Üstün yetenekli öğrenciler, öğrenimlerine devam ederken bile iş bulabilir ve işletmelerden para kazanabilirler. Buna karşılık, işletmeler de iyi öğrencileri ve uygun stajyerleri işe alabilir ve bünyelerinde tutabilirler. Bu yaklaşımdan her iki taraf da fayda sağlar.

Çocuğunuzun kendi hayatının sorumluluğunu almasına izin verin.

Öğrencilerin ve velilerin, üniversite ve kolej kayıt döneminde okul ve kariyer seçimlerini nasıl yapacaklarını anlamaları gerekiyor. Akademik yeterliliklere ilişkin zihniyet nasıl değiştirilmelidir?

Lise düzeyinde mesleki eğitimin, hem müfredatta hem de müfredat dışı etkinliklerde uygun içerik ve yöntemlerle yenilikçi bir şekilde geliştirilmesi ve teşvik edilmesi gerekmektedir. Ayrıca, ailelerin çocuklarına kitap okuma, internet üzerinden araştırma yapma ve işletmelerden ve okullardan bilgi alma gibi konularda yardımcı olabilecek daha fazla kanala sahip olmaları gerekmektedir.

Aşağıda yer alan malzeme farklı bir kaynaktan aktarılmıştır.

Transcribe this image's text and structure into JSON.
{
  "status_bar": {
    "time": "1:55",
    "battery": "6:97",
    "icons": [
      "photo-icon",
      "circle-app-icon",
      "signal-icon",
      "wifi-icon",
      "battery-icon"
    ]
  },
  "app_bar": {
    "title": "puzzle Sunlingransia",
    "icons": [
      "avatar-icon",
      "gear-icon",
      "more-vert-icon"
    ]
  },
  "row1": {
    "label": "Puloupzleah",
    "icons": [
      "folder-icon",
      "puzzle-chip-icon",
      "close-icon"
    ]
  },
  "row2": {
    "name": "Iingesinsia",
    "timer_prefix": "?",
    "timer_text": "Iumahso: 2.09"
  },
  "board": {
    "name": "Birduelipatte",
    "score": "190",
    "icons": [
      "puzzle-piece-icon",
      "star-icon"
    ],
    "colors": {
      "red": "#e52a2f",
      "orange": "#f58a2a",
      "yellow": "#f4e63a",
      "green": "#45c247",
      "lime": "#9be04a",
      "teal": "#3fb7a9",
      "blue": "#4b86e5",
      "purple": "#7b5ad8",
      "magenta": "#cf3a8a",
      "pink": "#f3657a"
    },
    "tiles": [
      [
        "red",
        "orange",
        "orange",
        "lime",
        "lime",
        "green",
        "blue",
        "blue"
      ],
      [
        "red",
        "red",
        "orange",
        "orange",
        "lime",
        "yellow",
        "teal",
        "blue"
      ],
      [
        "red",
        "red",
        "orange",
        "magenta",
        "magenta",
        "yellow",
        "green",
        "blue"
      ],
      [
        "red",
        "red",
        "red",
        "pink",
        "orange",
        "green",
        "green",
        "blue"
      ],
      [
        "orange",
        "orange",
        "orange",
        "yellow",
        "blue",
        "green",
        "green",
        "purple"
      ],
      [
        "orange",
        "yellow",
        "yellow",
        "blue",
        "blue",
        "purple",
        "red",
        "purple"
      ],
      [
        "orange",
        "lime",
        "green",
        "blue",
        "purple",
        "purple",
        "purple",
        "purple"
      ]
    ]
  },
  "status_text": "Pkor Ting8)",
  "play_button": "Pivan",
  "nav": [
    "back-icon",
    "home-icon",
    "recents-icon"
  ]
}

Çocuklar kendi hayatlarından sorumlu oldukları için ebeveynler çocukları adına karar veremezler. Bu nedenle, ebeveynlerin yapması gereken şey, çocuklarına çeşitli deneyimler sunmak, onları okumaya teşvik etmek ve toplumu daha derinlemesine anlamaları için çeşitli kaynaklardan bilgi edinmelerini sağlamaktır. Buradan yola çıkarak, liseden mezun olduktan sonra okullar, meslekler ve kariyer yolları hakkında bilinçli seçimler yapabilirler. Ebeveynler, diplomaların veya yanıltıcı unvanların prestijinden ziyade, eğitimin ve sıkı çalışmanın gerçek değerine odaklanmalıdır.

Her üniversiteye giriş döneminde uzmanlar, adaylara kariyer yöneliminin, kişisel gelişim yollarını net bir şekilde belirlemenin ve "popüler" mesleklerin peşinden koşmaktan kaçınmanın önemini vurgularlar. Sizce, işsiz mezunlar sorununa çözüm nedir?

Mezun işsizliğinin iki olası nedeni olduğuna inanıyorum. Birincisi, ekonomi mezunlar için yeterli iş imkanı yaratacak kadar güçlü değil. İkincisi, çok fazla iş var ama mezunlar gerekli şartları karşılamıyor.

Aslında, işletmelerin ve kuruluşların, adayların gerekli becerilere sahip olmaması nedeniyle uygun personel bulmakta zorlandıklarından sık sık şikayet ettiklerini fark ettim. Üniversite mezunlarının genel kültürel birikimleri veya belirli mesleki becerileri üniversite diploması olmayanlardan daha iyi olmadığında, kaçınılmaz olarak işsiz kalacaklardır.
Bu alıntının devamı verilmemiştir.